Mrs. Staggchase at another time had also an ethical word for him. Maurice was deeply moved by the fact that Philip had gone into the Catholic church and entered a monastery at Montreal. Like his friend, Ashe had left the Clergy House as soon as he had come to the decision to which his doubts led. He had seen Maurice, and had talked to him unreservedly of his faith and of his plans. It was idle to attempt to move him; and it was after bidding the proselyte good-by that Maurice was talking of him to Mrs. Staggchase, and lamenting what occurred.

"My dear fellow," she observed in her faintly satirical manner, "I know that I'm growing old, because whereas my convictions used to be all right and my actions all wrong, now my actions are right enough, but my convictions have all evaporated. Mr. Ashe is still young enough to need convictions, and the more rigid they are the more contented he'll be."

"But with his training, to turn out in this way," responded Maurice. "It's amazing. Think of a New England Puritan turned Catholic!"

"On the contrary, it is the most natural thing in the world. His Puritan training is what has made him a Catholic."

Maurice thought a moment in silence.

"I suppose," he said at length, "that in this age there are only two things possible for a thinking man. One must go over to Rome and rest on authority, or choose to use his reason, and be an agnostic."

Mrs. Staggchase regarded him with a smile which made him flush a little.

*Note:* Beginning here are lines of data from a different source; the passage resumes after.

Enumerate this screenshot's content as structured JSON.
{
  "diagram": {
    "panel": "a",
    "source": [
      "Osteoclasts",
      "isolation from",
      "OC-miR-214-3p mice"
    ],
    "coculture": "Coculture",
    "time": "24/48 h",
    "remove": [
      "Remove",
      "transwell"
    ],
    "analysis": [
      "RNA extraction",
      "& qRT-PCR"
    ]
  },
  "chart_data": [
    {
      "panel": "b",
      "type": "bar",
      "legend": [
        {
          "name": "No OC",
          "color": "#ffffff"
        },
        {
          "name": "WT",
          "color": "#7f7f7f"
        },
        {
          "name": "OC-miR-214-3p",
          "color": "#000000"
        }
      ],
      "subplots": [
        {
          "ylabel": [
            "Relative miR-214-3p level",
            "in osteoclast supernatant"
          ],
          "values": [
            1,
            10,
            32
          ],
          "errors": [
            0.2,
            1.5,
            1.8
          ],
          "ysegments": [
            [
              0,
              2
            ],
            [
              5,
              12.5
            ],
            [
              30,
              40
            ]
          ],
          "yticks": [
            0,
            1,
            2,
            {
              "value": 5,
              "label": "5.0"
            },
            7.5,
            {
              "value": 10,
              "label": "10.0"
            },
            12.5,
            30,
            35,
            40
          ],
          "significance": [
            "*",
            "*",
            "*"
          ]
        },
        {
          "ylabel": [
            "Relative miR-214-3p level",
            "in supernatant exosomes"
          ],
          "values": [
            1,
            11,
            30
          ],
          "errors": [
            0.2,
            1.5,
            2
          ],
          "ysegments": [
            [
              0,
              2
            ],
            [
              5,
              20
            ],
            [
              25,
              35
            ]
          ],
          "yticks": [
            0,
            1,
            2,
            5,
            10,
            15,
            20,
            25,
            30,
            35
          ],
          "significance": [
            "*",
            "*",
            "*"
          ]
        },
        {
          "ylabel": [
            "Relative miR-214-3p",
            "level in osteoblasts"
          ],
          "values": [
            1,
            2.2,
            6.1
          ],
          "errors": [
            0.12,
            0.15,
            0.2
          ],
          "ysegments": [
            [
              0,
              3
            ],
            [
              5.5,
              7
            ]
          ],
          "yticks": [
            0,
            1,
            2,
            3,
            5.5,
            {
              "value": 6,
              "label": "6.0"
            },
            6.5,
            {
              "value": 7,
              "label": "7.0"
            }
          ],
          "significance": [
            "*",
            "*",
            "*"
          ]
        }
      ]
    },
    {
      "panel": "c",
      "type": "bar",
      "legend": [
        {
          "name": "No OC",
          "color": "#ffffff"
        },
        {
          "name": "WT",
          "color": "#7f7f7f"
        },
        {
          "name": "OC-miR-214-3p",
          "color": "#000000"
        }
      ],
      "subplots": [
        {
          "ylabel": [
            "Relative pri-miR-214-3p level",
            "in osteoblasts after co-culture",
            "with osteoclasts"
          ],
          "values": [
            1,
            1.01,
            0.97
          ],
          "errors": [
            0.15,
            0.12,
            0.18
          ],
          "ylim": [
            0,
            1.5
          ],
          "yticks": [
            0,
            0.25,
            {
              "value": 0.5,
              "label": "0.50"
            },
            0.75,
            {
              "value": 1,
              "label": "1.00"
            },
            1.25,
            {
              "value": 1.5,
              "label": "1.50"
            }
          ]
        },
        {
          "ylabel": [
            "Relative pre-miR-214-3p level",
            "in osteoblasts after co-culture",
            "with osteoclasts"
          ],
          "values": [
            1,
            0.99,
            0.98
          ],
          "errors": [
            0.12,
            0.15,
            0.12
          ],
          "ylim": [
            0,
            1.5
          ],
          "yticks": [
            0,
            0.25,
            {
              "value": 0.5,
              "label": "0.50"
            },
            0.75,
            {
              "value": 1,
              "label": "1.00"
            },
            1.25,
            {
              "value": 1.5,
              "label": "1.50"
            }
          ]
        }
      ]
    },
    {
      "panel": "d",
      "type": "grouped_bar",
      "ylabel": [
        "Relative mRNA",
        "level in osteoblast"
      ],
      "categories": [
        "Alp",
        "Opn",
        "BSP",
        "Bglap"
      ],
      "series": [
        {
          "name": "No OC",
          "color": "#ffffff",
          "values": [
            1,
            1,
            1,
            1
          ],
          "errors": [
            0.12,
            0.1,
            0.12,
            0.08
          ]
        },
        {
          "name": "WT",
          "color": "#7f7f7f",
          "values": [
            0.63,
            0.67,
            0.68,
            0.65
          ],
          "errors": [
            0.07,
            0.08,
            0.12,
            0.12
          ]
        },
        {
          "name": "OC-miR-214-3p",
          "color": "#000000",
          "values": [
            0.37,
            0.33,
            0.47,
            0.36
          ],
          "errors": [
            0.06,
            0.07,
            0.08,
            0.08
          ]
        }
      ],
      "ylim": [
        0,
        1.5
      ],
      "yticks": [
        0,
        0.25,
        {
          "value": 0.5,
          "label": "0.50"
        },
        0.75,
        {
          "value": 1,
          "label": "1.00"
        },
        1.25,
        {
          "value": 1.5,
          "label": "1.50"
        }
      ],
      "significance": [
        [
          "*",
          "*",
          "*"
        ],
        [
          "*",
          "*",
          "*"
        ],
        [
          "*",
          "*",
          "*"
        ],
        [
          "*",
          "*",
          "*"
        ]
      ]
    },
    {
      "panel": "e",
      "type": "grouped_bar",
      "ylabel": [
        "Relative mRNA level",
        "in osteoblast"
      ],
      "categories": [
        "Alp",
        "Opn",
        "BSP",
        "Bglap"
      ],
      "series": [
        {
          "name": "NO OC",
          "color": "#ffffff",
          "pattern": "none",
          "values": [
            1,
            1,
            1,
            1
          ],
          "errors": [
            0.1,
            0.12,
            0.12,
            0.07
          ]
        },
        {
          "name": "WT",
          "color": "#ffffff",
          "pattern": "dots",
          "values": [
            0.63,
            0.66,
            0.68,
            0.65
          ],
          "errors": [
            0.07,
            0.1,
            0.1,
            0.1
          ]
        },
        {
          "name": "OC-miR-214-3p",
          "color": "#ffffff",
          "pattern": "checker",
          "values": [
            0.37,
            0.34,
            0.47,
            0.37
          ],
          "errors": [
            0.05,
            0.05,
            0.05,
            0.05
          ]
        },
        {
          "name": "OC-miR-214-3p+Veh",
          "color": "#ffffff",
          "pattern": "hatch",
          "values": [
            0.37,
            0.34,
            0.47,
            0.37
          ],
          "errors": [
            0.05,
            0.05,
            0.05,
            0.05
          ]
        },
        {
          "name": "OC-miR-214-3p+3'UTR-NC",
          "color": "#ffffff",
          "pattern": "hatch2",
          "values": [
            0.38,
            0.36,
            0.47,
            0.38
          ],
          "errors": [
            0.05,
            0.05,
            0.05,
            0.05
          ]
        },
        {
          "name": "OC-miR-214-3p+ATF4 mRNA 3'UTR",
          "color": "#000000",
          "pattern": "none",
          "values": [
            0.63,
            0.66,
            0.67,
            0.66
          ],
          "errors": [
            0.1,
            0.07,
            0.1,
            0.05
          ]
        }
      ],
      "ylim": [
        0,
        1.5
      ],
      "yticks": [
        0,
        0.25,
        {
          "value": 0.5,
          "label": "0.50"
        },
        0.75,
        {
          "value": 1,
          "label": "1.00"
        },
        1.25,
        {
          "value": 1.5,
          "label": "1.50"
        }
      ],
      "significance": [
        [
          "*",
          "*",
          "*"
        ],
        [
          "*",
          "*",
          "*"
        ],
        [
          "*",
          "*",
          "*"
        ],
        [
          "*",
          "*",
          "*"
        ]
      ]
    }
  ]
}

"'No doubt but ye are the people,'" she quoted, "'wisdom shall die with you.' Yet I have known persons really of intellectual respectability who haven't found it necessary to do either."

He was too wise to answer her. He remembered that it was time to keep an appointment with Berenice, and he smiled with the air of one too happy to be ruffled.

"I suppose," he remarked, as he rose to go, "that if I would give you the chance you would easily prove that Phil and I both are merely Puritans more or less disguised!"